I was all set to switch.
But I couldn't. When it came to teaching, I needed features that Molecules just didn't have.
To make a long story short, we had an SBIR grant from National Science Foundation and the good fortune to work with Molecules' developer and another brilliant engineer to make a new app called "Molecule World." Molecule World world has the same lovely rendering styles as Molecules plus additional features that I had to have for the classroom.
Looking at the app store, many features in Molecule World are pretty easy to identify. What isn't obvious on the surface are all the changes we made to update the science.
The statistician George Box, is credited with saying that "All models are wrong, but some are useful." What he didn't say is that, over time, models can be improved, and hence become more useful. With some molecular modeling software it's been twenty years or more since the original models were developed, leaving considerable room for improvement. Molecules (1), created in 2008, was based on RasMol (2), which was developed in 1992. Cn3D was first published in 1997 (3).
Both of RasMol and Cn3D had occasional updates. RasMol was last updated in 2009 and Cn3D, was updated to iCn3D in 2016. Nevertheless some of the underlying assumptions were never updated to reflect current scientific knowledge.
I've been happily using molecular modeling modeling programs since 2000, all the while blissfully unaware that hydrophobicity profiles were proliferating.

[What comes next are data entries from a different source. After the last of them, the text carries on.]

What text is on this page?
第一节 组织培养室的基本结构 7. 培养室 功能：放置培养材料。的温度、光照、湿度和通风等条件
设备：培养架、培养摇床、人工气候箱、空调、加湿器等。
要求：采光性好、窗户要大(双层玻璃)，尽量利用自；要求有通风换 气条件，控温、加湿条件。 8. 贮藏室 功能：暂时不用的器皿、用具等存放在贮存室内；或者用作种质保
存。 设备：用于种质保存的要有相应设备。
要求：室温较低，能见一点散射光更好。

Gone were the days of Kyte and Doolittle (3) when one plot could be drawn to rule them all. People weren't just conjecturing anymore. They were doing actual experiments!
This presented us with a dilemma. Which hydrophobicity profile should we use? As far as I could tell, RasMol and Cn3D were stuck in 1982 with the Kyte and Doolittle profile.

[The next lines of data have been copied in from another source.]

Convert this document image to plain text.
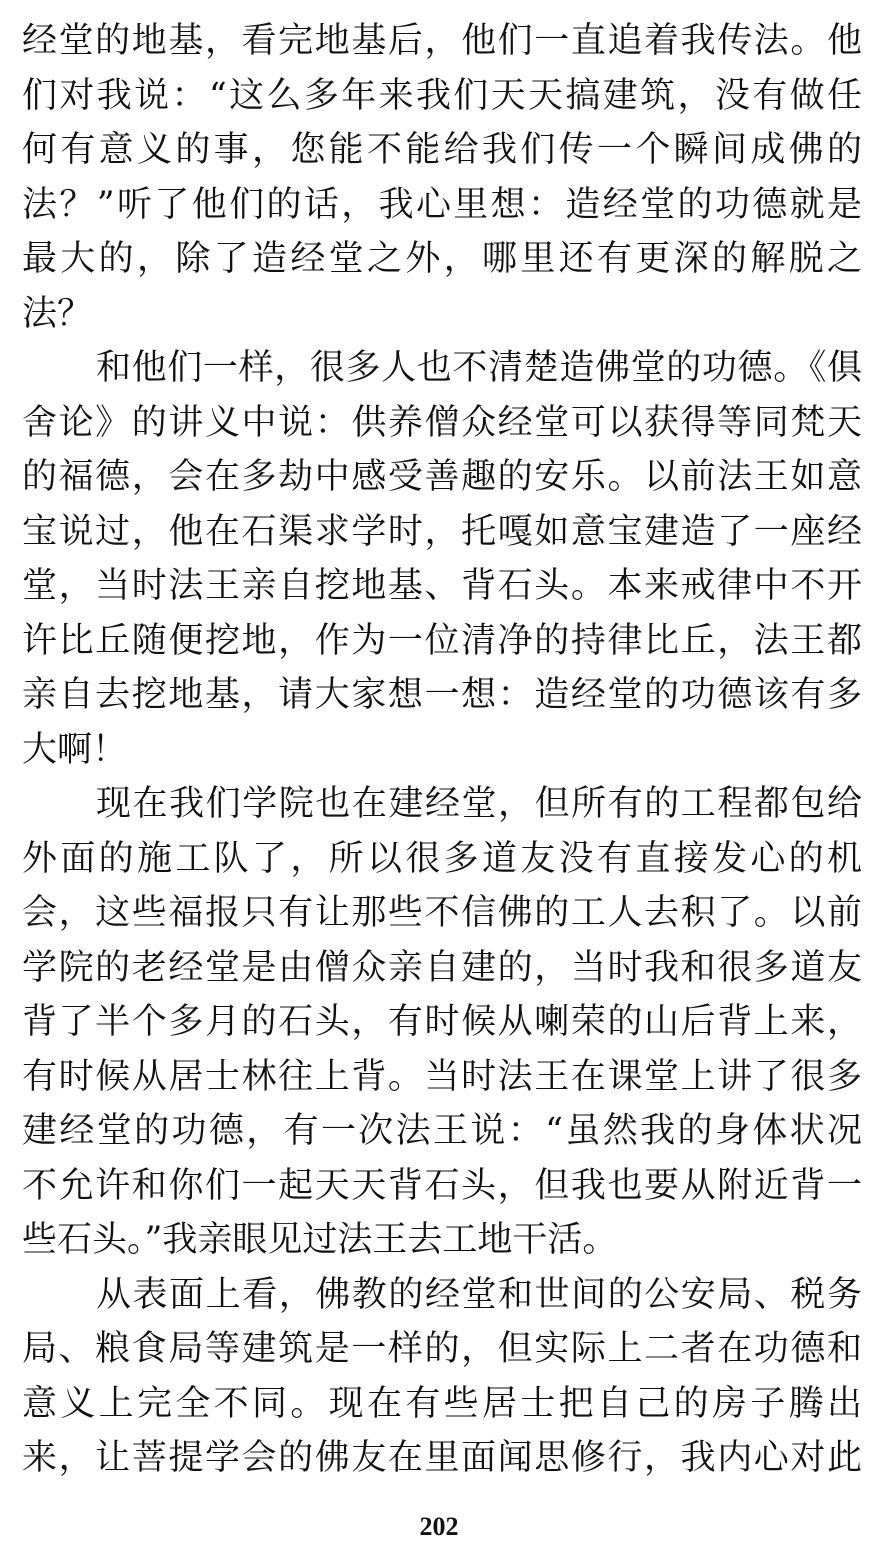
经堂的地基，看完地基后，他们一直追着我传法。他
们对我说：“这么多年来我们天天搞建筑，没有做任
何有意义的事，您能不能给我们传一个瞬间成佛的
法？”听了他们的话，我心里想：造经堂的功德就是
最大的，除了造经堂之外，哪里还有更深的解脱之
法？
和他们一样，很多人也不清楚造佛堂的功德。《俱
舍论》的讲义中说：供养僧众经堂可以获得等同梵天
的福德，会在多劫中感受善趣的安乐。以前法王如意
宝说过，他在石渠求学时，托嘎如意宝建造了一座经
堂，当时法王亲自挖地基、背石头。本来戒律中不开
许比丘随便挖地，作为一位清净的持律比丘，法王都
亲自去挖地基，请大家想一想：造经堂的功德该有多
大啊！
现在我们学院也在建经堂，但所有的工程都包给
外面的施工队了，所以很多道友没有直接发心的机
会，这些福报只有让那些不信佛的工人去积了。以前
学院的老经堂是由僧众亲自建的，当时我和很多道友
背了半个多月的石头，有时候从喇荣的山后背上来，
有时候从居士林往上背。当时法王在课堂上讲了很多
建经堂的功德，有一次法王说：“虽然我的身体状况
不允许和你们一起天天背石头，但我也要从附近背一
些石头。”我亲眼见过法王去工地干活。
从表面上看，佛教的经堂和世间的公安局、税务
局、粮食局等建筑是一样的，但实际上二者在功德和
意义上完全不同。现在有些居士把自己的房子腾出
来，让菩提学会的佛友在里面闻思修行，我内心对此
202
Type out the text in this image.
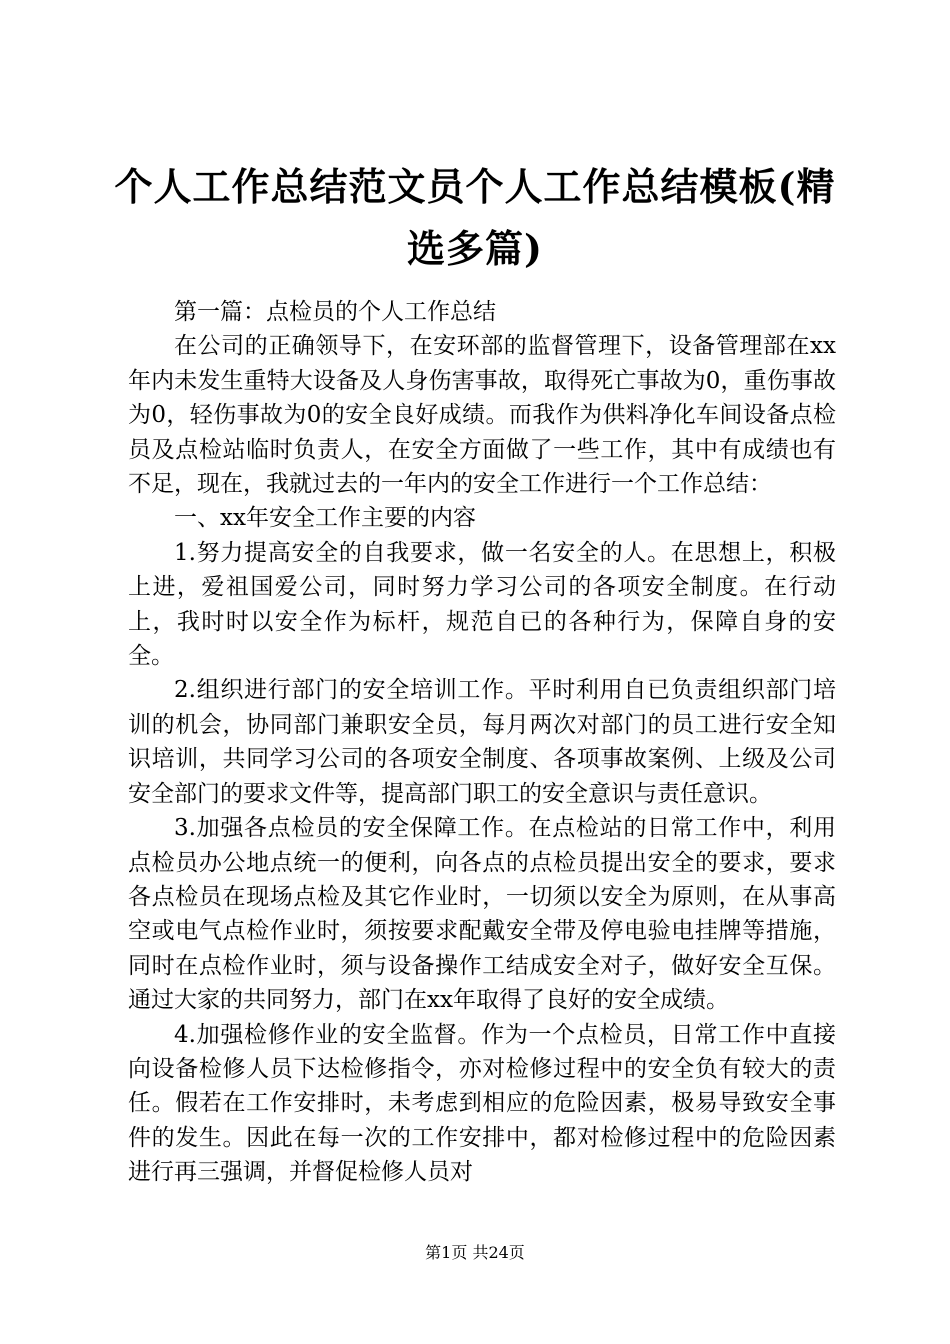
个人工作总结范文员个人工作总结模板(精选多篇)

第一篇：点检员的个人工作总结

在公司的正确领导下，在安环部的监督管理下，设备管理部在xx年内未发生重特大设备及人身伤害事故，取得死亡事故为0，重伤事故为0，轻伤事故为0的安全良好成绩。而我作为供料净化车间设备点检员及点检站临时负责人，在安全方面做了一些工作，其中有成绩也有不足，现在，我就过去的一年内的安全工作进行一个工作总结：

一、xx年安全工作主要的内容

1.努力提高安全的自我要求，做一名安全的人。在思想上，积极上进，爱祖国爱公司，同时努力学习公司的各项安全制度。在行动上，我时时以安全作为标杆，规范自已的各种行为，保障自身的安全。

2.组织进行部门的安全培训工作。平时利用自已负责组织部门培训的机会，协同部门兼职安全员，每月两次对部门的员工进行安全知识培训，共同学习公司的各项安全制度、各项事故案例、上级及公司安全部门的要求文件等，提高部门职工的安全意识与责任意识。

3.加强各点检员的安全保障工作。在点检站的日常工作中，利用点检员办公地点统一的便利，向各点的点检员提出安全的要求，要求各点检员在现场点检及其它作业时，一切须以安全为原则，在从事高空或电气点检作业时，须按要求配戴安全带及停电验电挂牌等措施，同时在点检作业时，须与设备操作工结成安全对子，做好安全互保。通过大家的共同努力，部门在xx年取得了良好的安全成绩。

4.加强检修作业的安全监督。作为一个点检员，日常工作中直接向设备检修人员下达检修指令，亦对检修过程中的安全负有较大的责任。假若在工作安排时，未考虑到相应的危险因素，极易导致安全事件的发生。因此在每一次的工作安排中，都对检修过程中的危险因素进行再三强调，并督促检修人员对

第1页 共24页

After some agonizing reading, I voted for the scale with the best empircal data. We use the Wimley White whole residue scale for hydrophobicity.

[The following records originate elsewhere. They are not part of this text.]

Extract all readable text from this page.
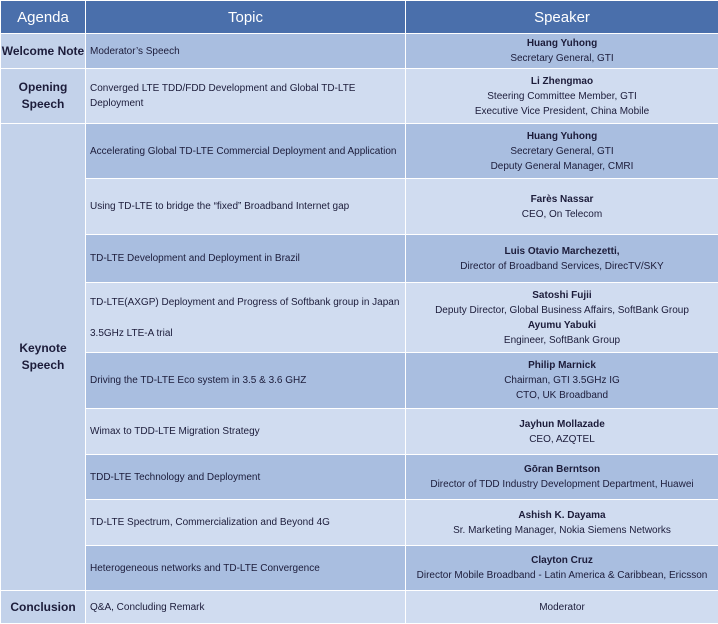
Agenda	Topic	Speaker
Welcome Note	Moderator’s Speech	Huang Yuhong
Secretary General, GTI

Opening Speech	Converged LTE TDD/FDD Development and Global TD-LTE Deployment	Li Zhengmao
Steering Committee Member, GTI
Executive Vice President, China Mobile

Keynote Speech	Accelerating Global TD-LTE Commercial Deployment and Application	Huang Yuhong
Secretary General, GTI
Deputy General Manager, CMRI

	Using TD-LTE to bridge the “fixed” Broadband Internet gap	Farès Nassar
CEO, On Telecom

	TD-LTE Development and Deployment in Brazil	Luis Otavio Marchezetti,
Director of Broadband Services, DirecTV/SKY

	TD-LTE(AXGP) Deployment and Progress of Softbank group in Japan
3.5GHz LTE-A trial	Satoshi Fujii
Deputy Director, Global Business Affairs, SoftBank Group
Ayumu Yabuki
Engineer, SoftBank Group

	Driving the TD-LTE Eco system in 3.5 & 3.6 GHZ	Philip Marnick
Chairman, GTI 3.5GHz IG
CTO, UK Broadband

	Wimax to TDD-LTE Migration Strategy	Jayhun Mollazade
CEO, AZQTEL

	TDD-LTE Technology and Deployment	Gōran Berntson
Director of TDD Industry Development Department, Huawei

	TD-LTE Spectrum, Commercialization and Beyond 4G	Ashish K. Dayama
Sr. Marketing Manager, Nokia Siemens Networks

	Heterogeneous networks and TD-LTE Convergence	Clayton Cruz
Director Mobile Broadband - Latin America & Caribbean, Ericsson

Conclusion	Q&A, Concluding Remark	Moderator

Of course this does confuse students a bit since some of their textbooks still use data from 1982. We're working on that part, too.
Updating the atom size
The other item we updated was the atom size.
It always bothered me that molecular modeling programs like Cn3D and Molecules drew hydrogens the same size as carbons and oxygens. If you look at a periodic table, you can see that hydrogens have a smaller mass. I strongly felt that hydrogens should be smaller in our drawings as well. Any time we could find empirical data for the diameters of different atoms, we used that data in Molecule World.
Our models are still wrong, as all models are. Since they depend on original data, our models suffer from missing residues, unfound atoms, and the choices researchers make when they interpret their data.
But with new hydrophobicity profiles and empirical atom sizes, our models can be a little less wrong and a little more useful.
- Molecules http://www.sunsetlakesoftware.com/molecules
- Open RasMol: http://www.openrasmol.org/
- Hogue CW. Cn3D: a new generation of three-dimensional molecular structure viewer. Trends Biochem Sci. 1997 Aug; 22(8):314-6. [PubMed PMID: 9270306]
- Kyte J, Doolittle RF. A simple method for displaying the hydropathic character of a protein. J Mol Biol. 1982 May 5;157(1):105-32.